The Remote Guarding Alliance ( is composed of a group of eight remote guarding companies and technology providers. Its mission is to promote awareness and establish quality and performance standards for providers in this space. The service they provide may be the future of video monitoring: they combine the concept of centralized monitoring — with advanced analytics to provide cost-effective remote guarding as a service.

“We are seeing tremendous growth in our service,” says Michael Honlon, vice president of market and channel sales for ViewPoint. “In the past, all that remote guarding services offered were video tours. Now, we have customers who realize we can not only provide better security, but also value-added features, such as visitor management, after-hours video escorts in the parking lot or the eyes of the owner for retail.

“In this economy, security is being judged on the value of the investment,” he continues. “We don’t know of any company accepting project paybacks over 16 months. Remote guarding is a good way to solve the problem.”

Technology Solves Remote Guarding Roadblocks

While others have provided remote video guarding in the past, there were three key roadblocks that limited widespread adoption. The cost of video transmission over a network required huge, dedicated and expensive connections to each site. The Internet and low-cost “last mile” connections have changed that, but it is still difficult to move live video from a large number of cameras off-site. This pushed users to move to lower quality video to save on bandwidth. The whole equation changes, however, if you use video analytics on each site to watch the video streams. When the system actually watches its own video, there is no need to transmit it unless an event occurs.

“Moving from CIF resolution to D1 causes bandwidth and storage costs to increase by a factor of nine unless analytics are used,” Marmon says.

The second roadblock was the cost of monitoring. We all know that humans can not watch large numbers of screens at the same time or for very long. The result was limited cost savings for remote monitoring since it took the same number of people to watch your cameras no matter where it was done. This is an area where video analytics can really make a difference. It can allow dramatically increased efficiency and effectiveness, while allowing significant increases in the number of cameras per operator. This is also another area in which the technology has changed. To make this work, the analytics needs to be able to detect humans being in places they shouldn’t be while at the same time limiting the number of false alarms to a minimum.

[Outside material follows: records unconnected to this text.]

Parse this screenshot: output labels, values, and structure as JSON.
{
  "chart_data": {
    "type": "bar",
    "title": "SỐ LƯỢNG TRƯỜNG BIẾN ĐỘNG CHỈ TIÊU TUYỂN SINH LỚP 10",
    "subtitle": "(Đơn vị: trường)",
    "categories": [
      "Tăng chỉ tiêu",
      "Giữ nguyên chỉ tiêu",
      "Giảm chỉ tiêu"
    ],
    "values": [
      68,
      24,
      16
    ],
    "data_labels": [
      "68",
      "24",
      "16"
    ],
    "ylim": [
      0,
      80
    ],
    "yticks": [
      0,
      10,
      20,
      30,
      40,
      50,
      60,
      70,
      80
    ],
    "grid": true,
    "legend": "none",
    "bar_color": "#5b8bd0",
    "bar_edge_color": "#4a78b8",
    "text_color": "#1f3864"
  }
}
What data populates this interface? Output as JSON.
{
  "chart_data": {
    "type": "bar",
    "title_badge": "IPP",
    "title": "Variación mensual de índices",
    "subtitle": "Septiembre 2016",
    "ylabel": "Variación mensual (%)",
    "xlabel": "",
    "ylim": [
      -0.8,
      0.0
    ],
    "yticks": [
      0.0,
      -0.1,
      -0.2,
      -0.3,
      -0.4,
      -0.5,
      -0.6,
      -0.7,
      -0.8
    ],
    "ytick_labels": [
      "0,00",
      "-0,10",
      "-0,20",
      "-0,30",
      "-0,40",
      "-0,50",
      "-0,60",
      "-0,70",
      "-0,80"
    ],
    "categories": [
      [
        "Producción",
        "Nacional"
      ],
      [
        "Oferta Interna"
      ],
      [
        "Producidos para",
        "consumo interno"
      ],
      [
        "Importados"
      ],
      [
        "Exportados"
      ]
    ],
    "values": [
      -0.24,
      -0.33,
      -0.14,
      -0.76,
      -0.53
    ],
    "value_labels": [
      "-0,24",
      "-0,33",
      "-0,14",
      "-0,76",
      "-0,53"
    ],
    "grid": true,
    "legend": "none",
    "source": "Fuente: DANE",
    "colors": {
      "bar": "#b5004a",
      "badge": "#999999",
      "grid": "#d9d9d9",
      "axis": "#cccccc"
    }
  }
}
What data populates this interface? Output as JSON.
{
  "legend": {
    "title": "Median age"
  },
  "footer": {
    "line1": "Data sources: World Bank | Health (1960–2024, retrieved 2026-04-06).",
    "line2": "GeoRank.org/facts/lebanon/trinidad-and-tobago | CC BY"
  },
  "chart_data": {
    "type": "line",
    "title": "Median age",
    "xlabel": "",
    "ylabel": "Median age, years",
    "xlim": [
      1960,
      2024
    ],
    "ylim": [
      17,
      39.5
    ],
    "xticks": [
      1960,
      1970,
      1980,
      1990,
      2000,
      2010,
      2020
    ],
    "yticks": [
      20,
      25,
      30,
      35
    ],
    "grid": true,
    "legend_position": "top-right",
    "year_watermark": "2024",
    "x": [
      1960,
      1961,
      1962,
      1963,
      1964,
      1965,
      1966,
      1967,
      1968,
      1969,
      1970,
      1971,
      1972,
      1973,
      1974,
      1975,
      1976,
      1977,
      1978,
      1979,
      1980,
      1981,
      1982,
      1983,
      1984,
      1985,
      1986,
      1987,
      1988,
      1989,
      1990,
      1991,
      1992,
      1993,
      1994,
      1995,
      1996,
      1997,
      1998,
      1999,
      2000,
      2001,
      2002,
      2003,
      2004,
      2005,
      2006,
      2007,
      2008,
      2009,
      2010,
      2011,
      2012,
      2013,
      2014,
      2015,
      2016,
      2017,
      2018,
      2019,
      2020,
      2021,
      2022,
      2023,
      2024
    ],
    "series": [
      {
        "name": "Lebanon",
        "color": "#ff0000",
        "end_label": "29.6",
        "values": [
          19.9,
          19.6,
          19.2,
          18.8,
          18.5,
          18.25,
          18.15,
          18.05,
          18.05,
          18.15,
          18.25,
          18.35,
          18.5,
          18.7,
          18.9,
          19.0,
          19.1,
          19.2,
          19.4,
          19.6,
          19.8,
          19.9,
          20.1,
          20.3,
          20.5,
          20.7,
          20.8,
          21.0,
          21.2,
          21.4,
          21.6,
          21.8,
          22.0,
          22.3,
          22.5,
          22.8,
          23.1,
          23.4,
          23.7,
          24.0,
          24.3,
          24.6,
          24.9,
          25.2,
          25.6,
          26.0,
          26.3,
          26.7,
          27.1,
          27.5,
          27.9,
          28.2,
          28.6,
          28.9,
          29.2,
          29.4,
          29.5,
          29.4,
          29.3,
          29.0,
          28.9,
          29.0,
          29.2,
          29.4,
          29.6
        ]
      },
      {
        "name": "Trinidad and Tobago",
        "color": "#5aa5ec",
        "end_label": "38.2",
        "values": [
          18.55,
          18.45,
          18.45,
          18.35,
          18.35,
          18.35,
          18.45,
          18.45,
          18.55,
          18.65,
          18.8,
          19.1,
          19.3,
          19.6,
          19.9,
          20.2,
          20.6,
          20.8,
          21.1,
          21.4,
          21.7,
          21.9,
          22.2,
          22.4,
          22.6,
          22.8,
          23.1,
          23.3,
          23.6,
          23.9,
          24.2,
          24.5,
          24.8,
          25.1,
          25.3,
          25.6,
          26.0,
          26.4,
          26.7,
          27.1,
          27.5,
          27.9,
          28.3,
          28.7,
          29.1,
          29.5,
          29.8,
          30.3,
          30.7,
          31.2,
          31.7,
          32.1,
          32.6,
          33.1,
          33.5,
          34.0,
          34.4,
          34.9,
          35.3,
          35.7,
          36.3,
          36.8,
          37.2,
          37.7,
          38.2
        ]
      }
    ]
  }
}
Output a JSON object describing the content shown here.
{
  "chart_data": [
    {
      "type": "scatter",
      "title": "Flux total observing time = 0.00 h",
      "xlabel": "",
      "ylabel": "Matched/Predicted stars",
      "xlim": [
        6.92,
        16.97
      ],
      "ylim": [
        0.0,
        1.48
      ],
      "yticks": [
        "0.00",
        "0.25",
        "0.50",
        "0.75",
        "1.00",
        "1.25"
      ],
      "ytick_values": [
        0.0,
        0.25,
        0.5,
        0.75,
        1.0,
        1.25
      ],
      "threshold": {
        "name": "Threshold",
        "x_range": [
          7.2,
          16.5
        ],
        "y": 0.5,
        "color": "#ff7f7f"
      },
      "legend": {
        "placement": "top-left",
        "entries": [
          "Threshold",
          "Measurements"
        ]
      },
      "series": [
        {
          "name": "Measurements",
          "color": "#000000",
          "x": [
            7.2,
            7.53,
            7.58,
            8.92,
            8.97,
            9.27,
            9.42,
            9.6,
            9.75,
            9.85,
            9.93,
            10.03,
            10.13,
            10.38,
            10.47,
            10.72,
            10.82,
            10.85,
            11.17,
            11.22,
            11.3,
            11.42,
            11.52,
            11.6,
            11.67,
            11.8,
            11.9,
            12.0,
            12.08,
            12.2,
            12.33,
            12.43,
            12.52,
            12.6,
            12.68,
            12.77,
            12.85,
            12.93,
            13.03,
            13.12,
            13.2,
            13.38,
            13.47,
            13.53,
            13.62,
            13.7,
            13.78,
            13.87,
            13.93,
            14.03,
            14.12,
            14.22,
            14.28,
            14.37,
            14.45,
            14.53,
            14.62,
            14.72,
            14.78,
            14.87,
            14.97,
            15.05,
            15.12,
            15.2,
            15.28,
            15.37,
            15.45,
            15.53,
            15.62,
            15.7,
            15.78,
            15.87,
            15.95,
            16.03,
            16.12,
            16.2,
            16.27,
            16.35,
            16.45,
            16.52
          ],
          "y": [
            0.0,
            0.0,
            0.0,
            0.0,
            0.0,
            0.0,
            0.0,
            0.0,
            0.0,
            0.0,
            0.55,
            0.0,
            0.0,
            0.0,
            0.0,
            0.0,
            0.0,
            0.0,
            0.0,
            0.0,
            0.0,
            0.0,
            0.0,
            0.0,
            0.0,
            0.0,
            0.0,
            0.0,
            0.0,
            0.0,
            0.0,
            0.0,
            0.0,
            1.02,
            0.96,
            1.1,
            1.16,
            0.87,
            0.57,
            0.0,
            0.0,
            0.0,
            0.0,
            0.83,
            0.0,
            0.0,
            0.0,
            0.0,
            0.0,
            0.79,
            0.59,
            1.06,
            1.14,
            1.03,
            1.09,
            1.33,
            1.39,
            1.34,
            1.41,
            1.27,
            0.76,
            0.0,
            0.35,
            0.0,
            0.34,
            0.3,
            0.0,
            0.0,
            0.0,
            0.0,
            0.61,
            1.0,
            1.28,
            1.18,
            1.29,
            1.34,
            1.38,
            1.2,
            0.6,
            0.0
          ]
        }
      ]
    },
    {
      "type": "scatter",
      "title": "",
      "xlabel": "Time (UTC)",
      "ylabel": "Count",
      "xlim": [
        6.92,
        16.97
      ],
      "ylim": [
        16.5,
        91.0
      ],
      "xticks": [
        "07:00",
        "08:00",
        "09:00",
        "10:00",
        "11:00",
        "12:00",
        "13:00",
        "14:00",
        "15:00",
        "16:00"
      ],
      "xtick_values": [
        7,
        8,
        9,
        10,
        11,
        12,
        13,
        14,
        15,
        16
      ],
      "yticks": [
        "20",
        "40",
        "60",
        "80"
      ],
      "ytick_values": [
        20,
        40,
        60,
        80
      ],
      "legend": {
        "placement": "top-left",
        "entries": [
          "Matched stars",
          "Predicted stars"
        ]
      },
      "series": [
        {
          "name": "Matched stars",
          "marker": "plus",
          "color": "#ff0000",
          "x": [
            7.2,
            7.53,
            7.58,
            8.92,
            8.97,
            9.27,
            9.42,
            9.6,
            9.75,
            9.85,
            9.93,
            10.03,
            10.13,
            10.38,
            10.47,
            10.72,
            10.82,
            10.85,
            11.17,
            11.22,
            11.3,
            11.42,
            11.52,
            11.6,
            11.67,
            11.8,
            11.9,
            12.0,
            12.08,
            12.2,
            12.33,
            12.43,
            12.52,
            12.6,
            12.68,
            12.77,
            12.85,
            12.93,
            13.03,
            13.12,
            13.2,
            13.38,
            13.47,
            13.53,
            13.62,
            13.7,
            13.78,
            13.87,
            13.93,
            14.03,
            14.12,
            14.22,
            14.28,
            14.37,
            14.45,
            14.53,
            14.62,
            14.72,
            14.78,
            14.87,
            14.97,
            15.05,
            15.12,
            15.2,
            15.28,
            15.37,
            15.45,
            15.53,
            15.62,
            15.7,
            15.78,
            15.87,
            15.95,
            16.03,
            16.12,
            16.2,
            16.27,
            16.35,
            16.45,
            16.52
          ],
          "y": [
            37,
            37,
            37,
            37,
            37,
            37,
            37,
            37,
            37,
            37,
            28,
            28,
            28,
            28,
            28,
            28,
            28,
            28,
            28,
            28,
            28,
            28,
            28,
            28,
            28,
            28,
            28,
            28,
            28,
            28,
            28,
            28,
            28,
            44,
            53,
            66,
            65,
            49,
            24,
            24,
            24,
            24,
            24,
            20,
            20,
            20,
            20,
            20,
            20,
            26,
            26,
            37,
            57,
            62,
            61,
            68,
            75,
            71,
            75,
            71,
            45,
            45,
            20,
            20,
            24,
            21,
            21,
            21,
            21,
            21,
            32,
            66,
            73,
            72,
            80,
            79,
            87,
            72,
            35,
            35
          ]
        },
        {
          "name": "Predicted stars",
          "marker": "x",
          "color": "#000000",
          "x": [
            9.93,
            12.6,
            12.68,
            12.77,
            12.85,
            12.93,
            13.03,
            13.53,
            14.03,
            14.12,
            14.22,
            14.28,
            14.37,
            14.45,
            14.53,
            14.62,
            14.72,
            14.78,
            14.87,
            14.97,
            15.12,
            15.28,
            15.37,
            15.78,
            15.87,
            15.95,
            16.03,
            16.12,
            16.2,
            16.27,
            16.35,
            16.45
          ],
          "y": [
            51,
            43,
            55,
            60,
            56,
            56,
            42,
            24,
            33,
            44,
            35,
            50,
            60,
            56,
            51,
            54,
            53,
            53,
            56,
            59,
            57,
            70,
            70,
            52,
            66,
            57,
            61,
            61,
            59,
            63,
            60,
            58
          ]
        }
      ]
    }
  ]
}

“There are intelligent video systems now that have a false alarm rate of less than two per camera, per week. With those kind of rates, an operator can move from watching 10 cameras to monitoring 1,000,” Marmon says.

While intelligent video helps to find the events in live video, recorded video is still important and these services provide it. In fact, some would argue that analytics produces some of its best benefits when it is used to find events in the massive quantities of stored video. Still, the best approach is preventing incidents before they happen, and improving the quality of video monitoring is the area most ripe for improvement. “We believe the real value in video comes when it is used real-time,” Honlon says.

The third roadblock was the speed of response. As the Campbell study shows, immediate reaction to an event makes a dramatic difference in outcome. Previously, the only available response was police or guard dispatch — always slow and often unavailable. While there is some percentage of events for which dispatch is the only answer, most people will stop in their tracks if it simply becomes obvious they are being watched. That is why two-way audio or “voice down” has become such an important part of the solution. The ability of a remote guard to immediately talk to (or yell at) a perpetrator changes the dynamics of almost any situation. “Audio loudspeakers actually create a physical presence at the site and give you the ability to defuse a situation before it becomes a problem,” Marmon says.